The Sundamanese term for the transcendent God is Ananta, meaning "without end, eternal, infinite". This superior God is not the creator, but the maintainer and the pervading force behind the universe. Nagaism believe in a panentheistic view, holding that the superior God is separate from the cosmos. However, they also believed that there is a transcedent world greater than the one they live in, ruled by the true benevolent God.


See also: nagas (aquatic animal)

The nagas, called Mahasarpa, are believed to be the divine rulers of the four seas. It is believed that the nagas are emissaries of the transcendent God to bestow liberating knowledge on those able to receive it. They regard the actions of the nagas as guided by the hand of God. Nagaists tend not worship the nagas, but there are sects who do.

Lesser God

In the oldest text of Nagaism, the lesser God is the creator of the world. Typically, followers of the Nagaist system believe this God is not entirely good or that he might even be evil.
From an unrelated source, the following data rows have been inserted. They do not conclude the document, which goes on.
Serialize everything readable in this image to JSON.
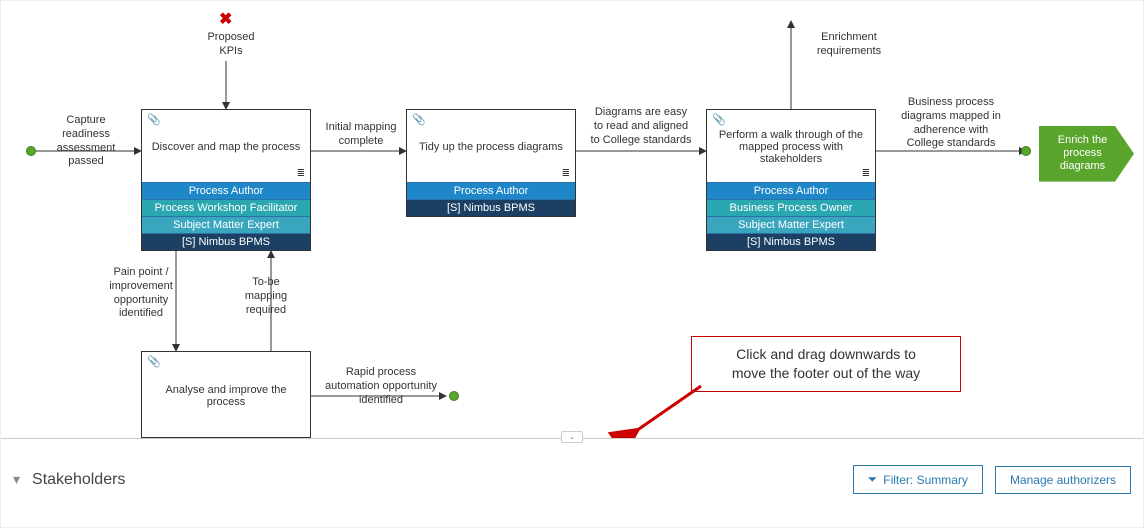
{
  "diagram": {
    "input_label": "Capture\nreadiness\nassessment\npassed",
    "kpi_input": "Proposed\nKPIs",
    "nodes": {
      "discover": {
        "title": "Discover and map the process",
        "roles": [
          "Process Author",
          "Process Workshop Facilitator",
          "Subject Matter Expert",
          "[S] Nimbus BPMS"
        ]
      },
      "tidy": {
        "title": "Tidy up the process diagrams",
        "roles": [
          "Process Author",
          "[S] Nimbus BPMS"
        ]
      },
      "walkthrough": {
        "title": "Perform a walk through of the mapped process with stakeholders",
        "roles": [
          "Process Author",
          "Business Process Owner",
          "Subject Matter Expert",
          "[S] Nimbus BPMS"
        ]
      },
      "analyse": {
        "title": "Analyse and improve the process"
      }
    },
    "edges": {
      "initial_mapping": "Initial mapping\ncomplete",
      "easy_to_read": "Diagrams are easy\nto read and aligned\nto College standards",
      "enrichment_out": "Enrichment\nrequirements",
      "adherence": "Business process\ndiagrams mapped in\nadherence with\nCollege standards",
      "pain_point": "Pain point /\nimprovement\nopportunity\nidentified",
      "tobe_required": "To-be\nmapping\nrequired",
      "rapid_auto": "Rapid process\nautomation opportunity\nidentified"
    },
    "end": "Enrich the\nprocess\ndiagrams"
  },
  "callout": "Click and drag downwards to\nmove the footer out of the way",
  "footer": {
    "title": "Stakeholders",
    "filter_label": "Filter: Summary",
    "manage_label": "Manage authorizers"
  }
}
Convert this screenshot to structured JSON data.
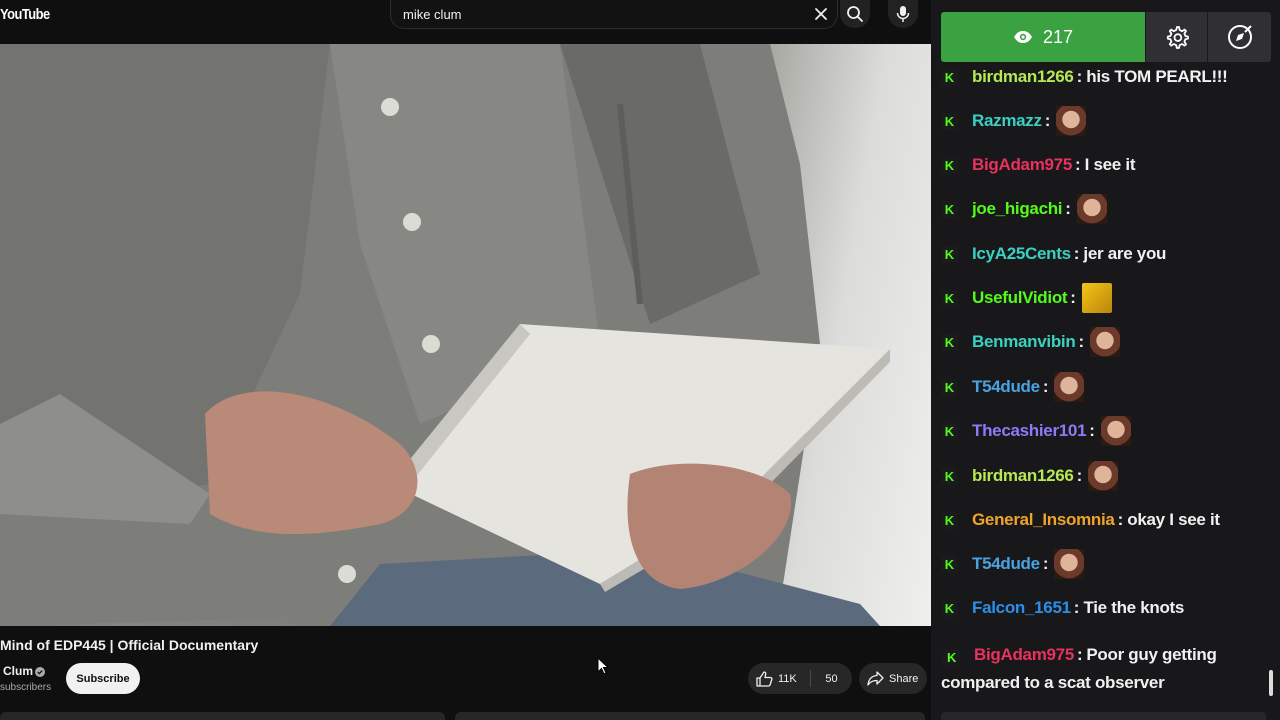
{
  "youtube": {
    "logo_text": "YouTube",
    "search": {
      "query": "mike clum"
    },
    "video": {
      "title": "Mind of EDP445 | Official Documentary",
      "channel": "Clum",
      "subscribers_text": "subscribers",
      "subscribe_label": "Subscribe",
      "likes": "11K",
      "dislike_count": "50",
      "share_label": "Share"
    }
  },
  "chat": {
    "viewer_count": "217",
    "accent_color": "#53fc18",
    "badge_glyph": "K",
    "messages": [
      {
        "user": "birdman1266",
        "color": "#b5e853",
        "text": "his TOM PEARL!!!"
      },
      {
        "user": "Razmazz",
        "color": "#3ad0c2",
        "emote": "face-emote"
      },
      {
        "user": "BigAdam975",
        "color": "#e8315c",
        "text": "I see it"
      },
      {
        "user": "joe_higachi",
        "color": "#53fc18",
        "emote": "face-emote"
      },
      {
        "user": "IcyA25Cents",
        "color": "#3ad0c2",
        "text": "jer are you"
      },
      {
        "user": "UsefulVidiot",
        "color": "#53fc18",
        "emote": "gold-emote"
      },
      {
        "user": "Benmanvibin",
        "color": "#3ad0c2",
        "emote": "face-emote"
      },
      {
        "user": "T54dude",
        "color": "#4aa3e0",
        "emote": "face-emote"
      },
      {
        "user": "Thecashier101",
        "color": "#8b7cf6",
        "emote": "face-emote"
      },
      {
        "user": "birdman1266",
        "color": "#b5e853",
        "emote": "face-emote"
      },
      {
        "user": "General_Insomnia",
        "color": "#f0a32c",
        "text": "okay I see it"
      },
      {
        "user": "T54dude",
        "color": "#4aa3e0",
        "emote": "face-emote"
      },
      {
        "user": "Falcon_1651",
        "color": "#2b8fe8",
        "text": "Tie the knots"
      },
      {
        "user": "BigAdam975",
        "color": "#e8315c",
        "text": "Poor guy getting compared to a scat observer"
      }
    ]
  }
}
The relationship of the lesser God and world corresponds to the relationship between the soul and the body. The lesser God depends on the world as much as the world depends on the lesser God. One cannot ever exist without the other, according to Nagaist doctrine.

Rebirth and reincarnation

After death, nagaists believe that the souls of the righteous go to the transcendent world and merge with the true God, or are reincarnated until they become righteous enough on earth. Awakening comes only to those with greater insight or knowledge obtained through devotion to Ananta. Those that receive this knowledge must free themselves from the material world.

Chanted prayers, also known as mantras, are central to Nagaist worship. Nagaists convene at puras or temples as places of worship.

Nagaism in Kaliyatra

Kaliyatran Nagaism is not as strongly rooted in the tradition of following the old scriptures and laws. Their religion is more of a fusion of Nagaism and Animism, but is considered Nagaist by the imperial government. Kaliyatrans also places a greater emphasis on the teachings inspired by the nagari Oracles and that every Kaliyatran belongs to a specific temple determined by place of birth. Individual priests are generally not affiliated with any temple but acts as spiritual guides and advisers to families in various villages in Suwarnabumi. They perform rituals and animal sacrifices to appease the local spirits, ceremonies at puberty, marriage, and death.